Rhys felt, however, that he could better himself and, by attending evening classes and studying in a shed at the back of his terraced home before and after shifts, he matriculated in 1926. At that time he was involved in the General Strike, as secretary of his pit lodge of the South Wales Miners' Federation.

As a mature student, he entered the University College of Wales, Swansea, in 1927, with the hope of studying to be a mining engineer, but the following year he transferred to Aberystwyth, graduating with a BA in history and economic history in 1931 and obtaining a teachers' certificate in 1932. Rhys became a teacher with the London county council and eventually gained a permanent position at Church Street School, Stoke Newington.

On a visit to Denmark in 1930, he met my mother, Louise, and in 1935 they were married in London. Theirs was a loving relationship, and she was very supportive of him. While teaching during the day, Rhys attended the London School of Economics in the evenings, receiving a BSc (Econ) in 1938.

Two days before the declaration of the Second World War, the Church Street children, together with my parents, were evacuated to Stevenage, Hertfordshire. My younger brother and I were born in Hitchin during the war. In 1943 my father was asked to return to London, and he commuted daily, combining his work with Home Guard duties and further study, and obtaining an MSc (Econ) from the LSE in 1946.

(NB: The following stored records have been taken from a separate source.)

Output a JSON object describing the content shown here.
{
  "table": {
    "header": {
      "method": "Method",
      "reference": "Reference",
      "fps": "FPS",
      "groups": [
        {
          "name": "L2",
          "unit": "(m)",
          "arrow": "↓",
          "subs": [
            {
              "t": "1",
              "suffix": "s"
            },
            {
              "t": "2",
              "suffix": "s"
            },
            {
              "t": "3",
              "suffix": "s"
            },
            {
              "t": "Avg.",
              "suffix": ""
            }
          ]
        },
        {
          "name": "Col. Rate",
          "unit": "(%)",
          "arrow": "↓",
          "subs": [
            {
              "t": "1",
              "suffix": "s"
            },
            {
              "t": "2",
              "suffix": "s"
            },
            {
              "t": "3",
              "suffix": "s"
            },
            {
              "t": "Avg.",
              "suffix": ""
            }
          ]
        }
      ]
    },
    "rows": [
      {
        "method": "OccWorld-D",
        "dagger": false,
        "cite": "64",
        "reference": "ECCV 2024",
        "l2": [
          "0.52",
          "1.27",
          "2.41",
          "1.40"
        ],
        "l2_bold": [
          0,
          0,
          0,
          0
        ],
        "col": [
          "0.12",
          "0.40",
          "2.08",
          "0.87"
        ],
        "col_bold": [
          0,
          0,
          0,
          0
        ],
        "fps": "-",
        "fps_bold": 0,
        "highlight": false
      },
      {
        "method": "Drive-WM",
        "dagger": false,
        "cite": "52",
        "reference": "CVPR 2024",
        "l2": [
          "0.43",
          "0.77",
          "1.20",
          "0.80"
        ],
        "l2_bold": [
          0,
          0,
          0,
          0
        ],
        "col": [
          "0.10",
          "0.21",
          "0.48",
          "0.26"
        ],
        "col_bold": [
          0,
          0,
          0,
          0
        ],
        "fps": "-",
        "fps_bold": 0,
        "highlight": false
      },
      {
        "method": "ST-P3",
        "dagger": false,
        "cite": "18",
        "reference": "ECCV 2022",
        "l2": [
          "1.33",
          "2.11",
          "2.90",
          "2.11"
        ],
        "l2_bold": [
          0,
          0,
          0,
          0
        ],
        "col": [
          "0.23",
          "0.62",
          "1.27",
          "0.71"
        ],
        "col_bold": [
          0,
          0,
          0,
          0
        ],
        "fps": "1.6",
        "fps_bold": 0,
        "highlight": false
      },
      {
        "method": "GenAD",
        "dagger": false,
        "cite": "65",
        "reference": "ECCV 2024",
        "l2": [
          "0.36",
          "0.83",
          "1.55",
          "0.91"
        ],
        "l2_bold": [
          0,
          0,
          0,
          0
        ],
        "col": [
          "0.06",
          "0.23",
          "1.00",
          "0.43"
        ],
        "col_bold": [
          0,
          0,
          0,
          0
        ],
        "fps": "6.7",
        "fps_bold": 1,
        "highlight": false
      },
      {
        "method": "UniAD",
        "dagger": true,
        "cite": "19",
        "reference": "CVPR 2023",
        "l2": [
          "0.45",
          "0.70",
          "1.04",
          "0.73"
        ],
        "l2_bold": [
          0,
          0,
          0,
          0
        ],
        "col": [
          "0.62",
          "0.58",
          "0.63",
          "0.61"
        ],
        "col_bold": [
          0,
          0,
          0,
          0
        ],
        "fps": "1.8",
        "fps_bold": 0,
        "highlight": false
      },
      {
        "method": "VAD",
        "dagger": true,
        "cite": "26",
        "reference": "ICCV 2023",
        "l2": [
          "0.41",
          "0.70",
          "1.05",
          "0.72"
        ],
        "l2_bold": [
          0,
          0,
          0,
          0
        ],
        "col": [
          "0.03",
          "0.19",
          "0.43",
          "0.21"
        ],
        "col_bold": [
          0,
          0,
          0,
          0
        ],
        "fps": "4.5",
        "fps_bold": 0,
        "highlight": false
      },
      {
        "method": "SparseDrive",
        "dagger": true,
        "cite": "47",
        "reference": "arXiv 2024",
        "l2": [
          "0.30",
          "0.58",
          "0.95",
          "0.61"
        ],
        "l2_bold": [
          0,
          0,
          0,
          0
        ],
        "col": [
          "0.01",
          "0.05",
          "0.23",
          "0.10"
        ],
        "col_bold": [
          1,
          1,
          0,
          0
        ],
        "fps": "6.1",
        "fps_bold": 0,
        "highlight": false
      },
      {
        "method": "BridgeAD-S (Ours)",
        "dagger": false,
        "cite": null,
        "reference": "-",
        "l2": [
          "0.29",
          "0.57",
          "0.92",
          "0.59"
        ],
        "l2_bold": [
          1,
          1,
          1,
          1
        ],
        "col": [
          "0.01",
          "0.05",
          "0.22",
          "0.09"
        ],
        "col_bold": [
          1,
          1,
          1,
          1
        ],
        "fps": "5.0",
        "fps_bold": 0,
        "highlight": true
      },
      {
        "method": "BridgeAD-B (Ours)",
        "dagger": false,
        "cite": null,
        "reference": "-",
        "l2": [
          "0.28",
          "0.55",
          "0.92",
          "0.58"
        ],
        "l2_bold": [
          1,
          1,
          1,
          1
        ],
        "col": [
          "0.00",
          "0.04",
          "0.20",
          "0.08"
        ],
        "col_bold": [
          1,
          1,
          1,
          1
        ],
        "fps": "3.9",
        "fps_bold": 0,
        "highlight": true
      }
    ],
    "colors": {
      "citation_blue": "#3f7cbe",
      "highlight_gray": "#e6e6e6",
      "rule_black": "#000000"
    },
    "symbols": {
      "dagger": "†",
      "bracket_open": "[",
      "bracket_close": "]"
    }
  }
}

In 1947 Rhys took up post at a teacher training college at Wymondham, Norfolk, and in 1949 moved as lecturer and head of history to the newly created Easthampstead Park Training College, near Wokingham in Berkshire (now absorbed into Reading University), where he remained until his retirement, by which time he had become principal lecturer.

He had a long, happy and well deserved retirement, travelling abroad with my mother and keeping up with politics and current affairs. As a Welsh speaker – he could speak little English until he was five – he was proud of his cultural heritage.

Louise died in 1994. Rhys is survived by me, my brother, Peter, seven grandchildren and five great-grandchildren.